Willie Ruth Law was born at home on Friday, February 25, 1921 in Macon County, Tenn., the only child born to the late Snorrie and Mamie (Overton) Sailers. She was married to Bennie Earl Law in 1943, who preceded her in death on January 31, 1973. To this union, in 1955, was born a son, Randy, who survives and resides in Mt. Juliet. Ms. Ruth’s teaching career spanned for 65 years. She began her teaching career at Leath Chapel in Siloam in May of 1941 with a certificate to teach from Austin Peay University at a salary of $55.00 per month. In 1958, she received her B.S. degree from Middle Tennessee State University. From the time she began teaching, she touched many lives as she taught throughout the county at Cross Roads School where she taught all eight grades, Keystone, Lafayette Elementary School, Pisgah, where she again taught all eight grades and at Fairlane School in 1957, the year the school opened. Ms. Ruth often told childhood memories of playing school under a giant oak tree and cutting the Sears Roebuck Catalog people out to use as her students. She knew at that time that she wanted to be a teacher and being determined, she fulfilled her dream. As a child, she walked two miles to school. After she started teaching, she would recall arriving at school two hours before the students to build a fire in the stove during the winter months.

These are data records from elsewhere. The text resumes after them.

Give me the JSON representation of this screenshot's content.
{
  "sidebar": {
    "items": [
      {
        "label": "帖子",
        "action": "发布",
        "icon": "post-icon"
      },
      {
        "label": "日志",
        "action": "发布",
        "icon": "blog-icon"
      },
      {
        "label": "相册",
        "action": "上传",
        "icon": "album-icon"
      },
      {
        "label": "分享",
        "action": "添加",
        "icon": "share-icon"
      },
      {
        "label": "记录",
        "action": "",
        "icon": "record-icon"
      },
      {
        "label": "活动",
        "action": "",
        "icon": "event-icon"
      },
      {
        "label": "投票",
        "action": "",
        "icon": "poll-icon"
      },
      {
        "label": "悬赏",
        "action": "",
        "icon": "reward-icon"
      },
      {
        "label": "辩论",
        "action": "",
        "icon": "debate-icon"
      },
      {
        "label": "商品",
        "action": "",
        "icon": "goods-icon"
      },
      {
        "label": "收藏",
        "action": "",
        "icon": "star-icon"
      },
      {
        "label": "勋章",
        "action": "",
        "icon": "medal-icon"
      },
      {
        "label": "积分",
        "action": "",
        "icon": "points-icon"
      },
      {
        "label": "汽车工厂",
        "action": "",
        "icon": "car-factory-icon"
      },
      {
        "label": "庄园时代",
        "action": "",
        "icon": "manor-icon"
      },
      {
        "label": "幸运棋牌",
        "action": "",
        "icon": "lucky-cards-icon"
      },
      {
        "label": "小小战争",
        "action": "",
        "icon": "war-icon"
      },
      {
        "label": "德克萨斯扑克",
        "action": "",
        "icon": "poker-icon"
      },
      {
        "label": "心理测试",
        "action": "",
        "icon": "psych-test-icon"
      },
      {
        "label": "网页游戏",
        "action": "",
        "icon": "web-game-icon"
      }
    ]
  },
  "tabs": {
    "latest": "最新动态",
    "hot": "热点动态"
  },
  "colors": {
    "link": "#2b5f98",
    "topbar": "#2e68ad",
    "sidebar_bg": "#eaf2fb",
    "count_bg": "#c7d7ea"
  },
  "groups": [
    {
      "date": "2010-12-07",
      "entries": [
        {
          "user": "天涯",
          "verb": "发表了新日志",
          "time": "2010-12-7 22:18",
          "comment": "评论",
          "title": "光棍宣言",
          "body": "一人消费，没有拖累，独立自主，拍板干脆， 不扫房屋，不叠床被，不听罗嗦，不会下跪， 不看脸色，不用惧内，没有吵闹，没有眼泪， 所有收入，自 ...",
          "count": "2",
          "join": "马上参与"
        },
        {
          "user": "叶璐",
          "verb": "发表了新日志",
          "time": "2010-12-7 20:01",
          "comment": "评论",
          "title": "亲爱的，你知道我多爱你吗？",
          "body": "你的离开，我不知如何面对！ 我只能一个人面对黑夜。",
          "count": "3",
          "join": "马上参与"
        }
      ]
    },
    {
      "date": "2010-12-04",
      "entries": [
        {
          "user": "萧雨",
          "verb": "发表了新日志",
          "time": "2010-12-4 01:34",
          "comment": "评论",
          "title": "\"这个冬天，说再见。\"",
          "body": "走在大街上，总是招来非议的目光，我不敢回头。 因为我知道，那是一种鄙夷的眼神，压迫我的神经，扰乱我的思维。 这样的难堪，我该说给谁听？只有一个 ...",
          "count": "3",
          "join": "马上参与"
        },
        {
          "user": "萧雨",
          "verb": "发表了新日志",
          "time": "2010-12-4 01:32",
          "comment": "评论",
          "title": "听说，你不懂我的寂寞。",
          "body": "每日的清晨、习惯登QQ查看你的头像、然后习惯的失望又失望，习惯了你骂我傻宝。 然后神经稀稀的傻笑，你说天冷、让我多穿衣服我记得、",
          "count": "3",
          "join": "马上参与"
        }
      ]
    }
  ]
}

She and the children would sit around the stove wearing their coats and over shoes all day to keep warm and they would put used motor oil, donated by garages, on the floors to keep the dust from forming. She taught when they would raise money for the schools by holding pie suppers, cakewalks and fishponds. She saw the schools change from all the students’ drinking water from one water bucket and one dipper to individual drinking cups, pump in the well, a concrete fountain and the electric drinking fountains. Ms. Ruth often recalled, in the earlier years, they would have an annual picnic. She would make banana pudding in a dish pan, buy sticks of bologna and bread, load the students up in a pick-up truck and go to a large cow pasture where she and the students would play and eat all day. Her first car was a Model A Ford, which she bought while teaching at Cross Roads. Ms. Ruth was a member of the Macon County Retired Teachers Association and served on the first Library Board when the Library was opened in Lafayette. She was a member of the Tennessee Education Association and was recognized in 1984 for having the longest membership, which, at that time, was 42 years. She received this award along with other teachers, who have been teaching legends receiving 30-year awards; Ms. Ruthie Shrum, Ms. Mazie Wilburn, Ms. Vauda Cothron, Ms. Annette Cothron, Ms. Philena Blankenship, and Kenneth Doss. Ms. Ruth was the Coordinator for the Board of Education’s Adult Literacy Program for several years. Ms. Ruth was quick to tell you that her gratification from teaching was her joy of seeing children grow and advance in learning and become worthy responsible citizens and this far outweighed any discomforts and disadvantages she had to experience as a teacher. It was worth it all to her to see students that had been in her classroom grow up and become ministers, principals, business people, managers, housewives, teachers, and professionals in virtually every walk of life.
Ms. Ruth was saved when she was nine years old and was baptized and joined the Rocky Mound Missionary Baptist Church on October 5, 1952 where she had taught Sunday School. In her earlier years of teaching, her students will cherish the memory of her reading a bible verse to them, “A good name is rather to be chosen than great riches, and loving favor than silver and gold.” (Proverbs 22:1). No one will dispute that Ms. Ruth had a good name and the day she retired from teaching, Macon County Schools lost an icon within the teaching profession.